Наконец стрелка часов доползла до назначенного часа, и, будучи уверен, что все готово, я направился к главному банкетному залу на верхнем этаже. Я чувствовал себя неспокойно, так как был готов сделать просто плохую ситуацию пагубной для моей карьеры. А впрочем, какое значение имеют один-два галлона масла, когда мосты сожжены?
В комнату набилось не меньше двухсот пятидесяти человек, и шум веселья резко контрастировал с моим мрачным настроем. Группы оживленно болтавших людей расступались, когда я проходил мимо – для завершения этой сцены не хватало лишь, чтобы кто-нибудь крикнул: «Мертвый восстал из гроба!» Я поравнялся с Элли, которая смеялась вместе с Томом Галливером и Йаном Макферсоном над какой-то шуткой, понятной компаньоном. Поблизости маячила Саша, набираясь храбрости, чтобы заняться Томом.
Я печально взглянул на Элли, но она, неверно истолковав выражение моего лица, в знак поддержки схватила меня за руку. Эту ошибку ей простят только на этот раз. При виде меня глазки у Йана забегали, а Том в легком смущении пробормотал: «Хелло, Чарли».
Возникла неловкая пауза, и я решил их развеселить, чтобы они почувствовали себя более непринужденно.
– Я слышал новый анекдот о юристах, – сказал я. – Один юрист попал в автомобильную катастрофу, и другой автомобилист подошел посмотреть, в каком он состоянии. «Мой „роллс-ройс", мой „роллс-ройс", вы только взгляните на него!» – воскликнул юрист, но второй водитель закричал на него: «Как вы можете беспокоиться о своей машине сейчас? Разве вы не видите, что вам оторвало руку?» И юрист, в ужасе взглянув на свой обрубок, начал вопить: «Мой „ролекс", мой „ролекс"!»
Они рассмеялись из вежливости, но вообще-то юристы не любят анекдоты про себя, хотя и делают вид, что это не так. Я все время внимательно следил, все ли идет по плану. Ричард выполнил свою задачу, и видеоаппаратура была на месте, и большой экран тоже – из тех, что разворачиваются вниз. Почти все ключевые фигуры прибыли. Когда к нам присоединилась Люси, вошел Ричард со своим отцом. Под мышкой у моего стажера был маленький сверток, и он искал меня глазами. Он поймал мой взгляд, и я кивнул. Тогда Ричард повернулся к своему отцу и подтащил его поближе к экрану. Кто-то постучал по бокалу, призывая к тишине, и наконец воцарилось молчание, так что мы могли внимать словам нашего великого вождя.
– Добрый вечер всем, – начал он. – Как всегда, это волнующий день в истории «Баббингтон Боттс». День, когда мы приветствуем новое поколение наших компаньонов. – Все зааплодировали тем, кто добился успеха, – кто с энтузиазмом, кто с обидой. – У меня вошло в обычай особенно о них не распространяться – в конце концов, для этого мне пришлось бы запоминать их фамилии, – но можете не сомневаться, что мы о них самого высокого мнения. А теперь сюрприз: насколько я понял, кое-кто из наших сотрудников сделал видеофильм специально к этому событию. Превосходный пример того, как время вторгается и в мир юристов. – Присутствующие взволнованно зашептались. – Гм-м, Чарлз Фортьюн, где вы?

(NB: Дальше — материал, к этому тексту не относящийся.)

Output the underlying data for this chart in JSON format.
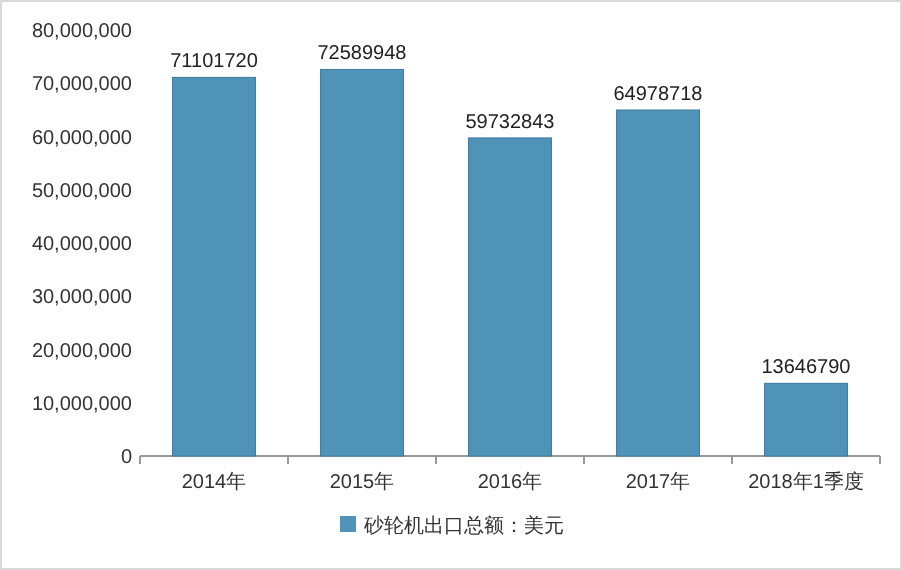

Все взоры обратились ко мне, и я увидел удивленные глаза Элли. Люди, стоявшие впереди нас, расступились, и моя маленькая группа оказалась перед самым экраном. Я как бы случайно подошел к Ричарду, и он передал мне сверток с видеокассетой. Я вставил ее в видеомагнитофон, а Ричард приглушил свет. Наконец-то он в точности выполнил то, о чем я его просил. Я еще сделаю из него юриста!
– Видеокассета любительская, – объявил я громко, – но не оттого, что я принял в ней участие. – Раздался нервный смех: что это, самоуничижение или горечь? Я всегда придерживался мнения, что фирме нужно либо издать руководство по обращению с неудачниками, не попавшими в компаньоны, либо как можно быстрее и незаметнее выставлять их за двери, дабы они не мутили воду.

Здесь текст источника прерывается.